Retinoid therapy is the use of a type of retinoid (a chemical produced in the body) called isotretinoin to help neuroblasts mature into healthy cells rather than cancer cells. It is most frequently recommended for patients who have undergone high-dose chemotherapy and stem cell transplant and it can help prevent neuroblastoma from coming back.

Targeted Therapy

Targeted therapy is a term that refers to certain kinds of medications that are designed to target cancer cells without damaging healthy cells. Doctors may recommend targeted therapy for neuroblastoma, depending on a patient’s unique diagnosis.

Iodine 131-MIBG Therapy

Iodine 131-MIBG therapy is a treatment that uses a form of radioactive iodine. This iodine is injected into the body, where it targets and kills neuroblastoma cells.

Who Treats Neuroblastoma?

Children with neuroblastoma are cared for by a multidisciplinary team of pediatric cancer experts and clinical providers, including:

• Pediatric oncologists with expertise in treating types of childhood cancers.
• Surgical oncologists, who are experts in complex surgical techniques for removing tumors from the body.
• Neurologists, who specialize in treating diseases of the nervous system.
• Radiation oncologists, who have expertise in innovative radiation therapy techniques.
• Supportive care staff specializing in providing physical and emotional support to patients and their loved ones.
• Trained oncology nurses, who care for patients during their hospital treatments and stays.

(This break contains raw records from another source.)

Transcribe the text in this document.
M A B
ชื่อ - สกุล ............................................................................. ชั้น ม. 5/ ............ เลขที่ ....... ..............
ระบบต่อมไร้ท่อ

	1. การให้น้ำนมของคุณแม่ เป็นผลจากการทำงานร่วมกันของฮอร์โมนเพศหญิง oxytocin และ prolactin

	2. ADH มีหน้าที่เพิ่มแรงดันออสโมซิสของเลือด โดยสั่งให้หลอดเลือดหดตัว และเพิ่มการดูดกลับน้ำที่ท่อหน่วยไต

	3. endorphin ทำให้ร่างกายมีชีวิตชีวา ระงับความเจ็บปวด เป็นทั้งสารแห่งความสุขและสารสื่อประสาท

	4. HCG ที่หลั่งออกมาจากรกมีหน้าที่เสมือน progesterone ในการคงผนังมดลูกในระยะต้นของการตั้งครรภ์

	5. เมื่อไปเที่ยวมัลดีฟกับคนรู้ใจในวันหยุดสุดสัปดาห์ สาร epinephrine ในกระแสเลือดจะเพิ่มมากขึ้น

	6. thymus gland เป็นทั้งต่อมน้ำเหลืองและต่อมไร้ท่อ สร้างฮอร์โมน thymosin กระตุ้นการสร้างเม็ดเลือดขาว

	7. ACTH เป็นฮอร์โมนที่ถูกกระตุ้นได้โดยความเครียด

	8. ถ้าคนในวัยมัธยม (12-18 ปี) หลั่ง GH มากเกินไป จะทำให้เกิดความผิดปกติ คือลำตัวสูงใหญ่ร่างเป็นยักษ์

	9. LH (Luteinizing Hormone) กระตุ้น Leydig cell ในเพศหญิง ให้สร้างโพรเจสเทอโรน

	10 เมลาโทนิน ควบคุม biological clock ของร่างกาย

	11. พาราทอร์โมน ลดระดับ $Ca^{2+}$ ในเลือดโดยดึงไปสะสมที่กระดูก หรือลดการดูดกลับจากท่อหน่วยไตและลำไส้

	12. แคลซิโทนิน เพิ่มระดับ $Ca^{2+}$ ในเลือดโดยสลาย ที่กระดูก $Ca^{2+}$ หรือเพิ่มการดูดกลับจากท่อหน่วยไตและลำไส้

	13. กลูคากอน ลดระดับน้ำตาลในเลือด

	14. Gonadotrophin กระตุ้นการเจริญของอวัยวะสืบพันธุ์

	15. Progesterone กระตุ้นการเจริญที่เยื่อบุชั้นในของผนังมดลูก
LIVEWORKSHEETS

Neuroblastoma Survival Rate

The event-free five-year survival rates for neuroblastoma depend mostly on whether a patient is considered low, intermediate or high risk when the child is diagnosed with the condition, as follows.

For low-risk neuroblastoma patients: The five-year event-free survival rate is greater than 85% to 95%.

For intermediate-risk neuroblastoma patients: The five-year event-free survival rate is 50% to 75%.

For high-risk neuroblastoma patients: The five-year event-free survival rate is below 50%.

Survival rates depend on a wide variety of factors. It’s important for patients and their families to talk to the care team to get a neuroblastoma prognosis tailored to the patient’s specific stage, risk category, overall health and other factors.